No começo da história da equipe, Enzo se desdobrava para cuidar dos carros, conseguir suporte da Alfa Romeo para ter peças de reposição, novos modelos que eram projetados e fabricados unicamente na sede da empresa, gerenciar seus pilotos de egos tão grandes quanto suas famas, e ainda por cima, vender modelos de rua da Alfa Romeo como parte do negócio. Eventualmente, pilotava um carro da equipe em corridas.
Talvez o maior desafio fosse conciliar seus pilotos de ponta. Se hoje já não é simples controlar os ímpetos de jovens pilotos que querem ser o melhores, em um mundo totalmente amarrado por regras de conduta, imaginem nos anos 20 e 30 quando o esporte estava ainda querendo sair do amadorismo. Nomes como Tazio Nuvolari, Giuseppe Campari, Louis Chiron e Achille Varzi.
Nuvolari era tido por muitos como o maior piloto de todos os tempos da Itália, e talvez da Europa, dependendo a quem se pergunta. Pilotava como um louco, talvez por não pensar nas consequências de um acidente, que certamente poderia ser fatal na época. Campari estava com Enzo e a Alfa Romeo há tempos. Ele havia iniciado na Alfa como funcionário, testando carros na fábrica. Além de piloto, arriscava tons de cantor de ópera.
A ligação de Enzo com a Alfa era regida pelos altos e baixos da empresa no meio do automobilismo. Em tempos, a marca não apoiava as competições, deixando Ferrari se virar com o que conseguia de projetos passados e carros desatualizados. A ascensão de Mussolini ao poder estava cada vez mais impactando na indústria italiana, pois esta tinha demanda de fornecer equipamentos militares para o governo, cada vez mais.
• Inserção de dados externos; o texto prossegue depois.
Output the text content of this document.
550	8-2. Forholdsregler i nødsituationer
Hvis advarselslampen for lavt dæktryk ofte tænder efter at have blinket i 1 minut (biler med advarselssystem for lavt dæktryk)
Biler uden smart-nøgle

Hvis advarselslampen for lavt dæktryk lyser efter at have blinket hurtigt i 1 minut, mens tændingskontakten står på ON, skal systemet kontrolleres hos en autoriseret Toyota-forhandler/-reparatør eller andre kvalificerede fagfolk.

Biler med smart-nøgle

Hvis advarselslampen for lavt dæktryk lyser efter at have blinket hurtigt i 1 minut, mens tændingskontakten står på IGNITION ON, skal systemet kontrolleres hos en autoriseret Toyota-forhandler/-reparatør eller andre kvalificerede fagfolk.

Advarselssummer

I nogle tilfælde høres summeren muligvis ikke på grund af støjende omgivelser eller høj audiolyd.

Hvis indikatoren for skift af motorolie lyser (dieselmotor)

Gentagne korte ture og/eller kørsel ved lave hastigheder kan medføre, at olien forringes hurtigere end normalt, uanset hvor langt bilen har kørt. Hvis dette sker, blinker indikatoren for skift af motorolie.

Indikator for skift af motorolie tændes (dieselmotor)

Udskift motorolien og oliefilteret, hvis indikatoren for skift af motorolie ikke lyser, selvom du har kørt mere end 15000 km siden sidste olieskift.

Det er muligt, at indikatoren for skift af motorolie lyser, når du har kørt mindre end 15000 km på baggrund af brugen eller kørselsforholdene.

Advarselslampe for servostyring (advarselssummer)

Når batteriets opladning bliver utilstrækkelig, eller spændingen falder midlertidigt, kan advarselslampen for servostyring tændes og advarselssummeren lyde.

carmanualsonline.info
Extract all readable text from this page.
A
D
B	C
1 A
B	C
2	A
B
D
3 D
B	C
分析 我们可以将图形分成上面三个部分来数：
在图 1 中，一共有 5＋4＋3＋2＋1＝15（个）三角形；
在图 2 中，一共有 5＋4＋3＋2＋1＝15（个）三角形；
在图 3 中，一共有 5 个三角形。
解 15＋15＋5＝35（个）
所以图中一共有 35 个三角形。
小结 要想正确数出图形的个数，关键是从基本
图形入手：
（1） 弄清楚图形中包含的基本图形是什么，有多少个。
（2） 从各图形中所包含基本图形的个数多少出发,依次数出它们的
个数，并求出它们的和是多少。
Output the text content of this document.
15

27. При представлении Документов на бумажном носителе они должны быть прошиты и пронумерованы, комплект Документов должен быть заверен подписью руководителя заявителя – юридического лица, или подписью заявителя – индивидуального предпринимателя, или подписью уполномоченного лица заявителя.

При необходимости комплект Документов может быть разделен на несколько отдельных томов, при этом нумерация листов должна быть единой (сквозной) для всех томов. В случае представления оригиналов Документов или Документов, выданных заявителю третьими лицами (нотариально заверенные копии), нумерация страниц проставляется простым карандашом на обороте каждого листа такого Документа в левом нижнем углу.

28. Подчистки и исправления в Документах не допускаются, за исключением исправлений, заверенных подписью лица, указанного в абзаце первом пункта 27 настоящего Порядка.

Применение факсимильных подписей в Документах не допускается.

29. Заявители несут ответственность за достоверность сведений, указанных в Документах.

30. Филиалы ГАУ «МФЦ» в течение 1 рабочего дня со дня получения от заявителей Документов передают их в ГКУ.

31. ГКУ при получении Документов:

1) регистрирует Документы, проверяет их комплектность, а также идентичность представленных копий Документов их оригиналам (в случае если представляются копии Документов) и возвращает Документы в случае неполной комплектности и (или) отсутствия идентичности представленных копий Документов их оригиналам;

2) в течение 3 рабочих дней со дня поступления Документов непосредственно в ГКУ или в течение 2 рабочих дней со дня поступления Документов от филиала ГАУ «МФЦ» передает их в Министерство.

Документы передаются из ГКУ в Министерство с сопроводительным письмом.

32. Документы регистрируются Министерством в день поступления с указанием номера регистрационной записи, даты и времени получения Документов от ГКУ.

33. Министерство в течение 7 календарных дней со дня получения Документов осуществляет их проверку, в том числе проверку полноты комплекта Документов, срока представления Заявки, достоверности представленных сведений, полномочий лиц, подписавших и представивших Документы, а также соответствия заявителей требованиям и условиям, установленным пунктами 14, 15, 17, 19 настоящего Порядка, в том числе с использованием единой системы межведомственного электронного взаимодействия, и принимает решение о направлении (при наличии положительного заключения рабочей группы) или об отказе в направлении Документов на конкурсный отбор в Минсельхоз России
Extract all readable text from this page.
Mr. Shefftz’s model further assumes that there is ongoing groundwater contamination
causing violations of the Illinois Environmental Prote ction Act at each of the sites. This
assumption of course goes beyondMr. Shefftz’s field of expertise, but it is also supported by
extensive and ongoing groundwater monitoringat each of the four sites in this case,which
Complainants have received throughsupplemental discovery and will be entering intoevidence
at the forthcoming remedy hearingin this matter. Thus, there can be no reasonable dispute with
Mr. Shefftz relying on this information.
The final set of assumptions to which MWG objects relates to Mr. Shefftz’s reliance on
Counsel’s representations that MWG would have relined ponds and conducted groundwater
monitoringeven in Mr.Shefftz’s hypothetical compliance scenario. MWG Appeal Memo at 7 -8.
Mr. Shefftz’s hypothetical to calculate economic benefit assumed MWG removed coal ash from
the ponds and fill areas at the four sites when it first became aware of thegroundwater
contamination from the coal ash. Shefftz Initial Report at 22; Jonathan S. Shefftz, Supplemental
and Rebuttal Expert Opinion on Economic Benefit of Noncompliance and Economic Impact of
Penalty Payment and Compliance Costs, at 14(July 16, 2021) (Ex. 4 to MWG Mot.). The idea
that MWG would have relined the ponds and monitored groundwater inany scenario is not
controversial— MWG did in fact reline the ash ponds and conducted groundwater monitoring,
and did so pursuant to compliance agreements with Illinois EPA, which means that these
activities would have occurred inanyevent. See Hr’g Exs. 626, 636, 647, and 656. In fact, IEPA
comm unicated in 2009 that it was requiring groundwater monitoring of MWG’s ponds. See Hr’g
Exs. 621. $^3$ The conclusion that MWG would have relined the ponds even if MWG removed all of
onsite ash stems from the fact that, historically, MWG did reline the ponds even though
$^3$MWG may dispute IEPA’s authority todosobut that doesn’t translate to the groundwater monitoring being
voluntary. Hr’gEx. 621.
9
Enzo tinha um parceiro na equipe Ferrari, criada por ele em 1929. Atuando como presidente da Escuderia desde 1932, Conde Carlo Trossi mantinha uma posição mais figurativa que prática. Enzo tinha total controle do que ocorria na equipe, mas era interessante para Ferrari ter uma pessoa de confiança que pudesse representa-lo em alguns eventos. Era também o ano de nascimento de Dino Ferrari, o primeiro filho de Enzo.
Trossi era um piloto italiano vindo de uma família tradicional bem abastada, levava até o título de conde no nome. Sendo uma pessoa influente, poderia ajudar nos negócios da Ferrari.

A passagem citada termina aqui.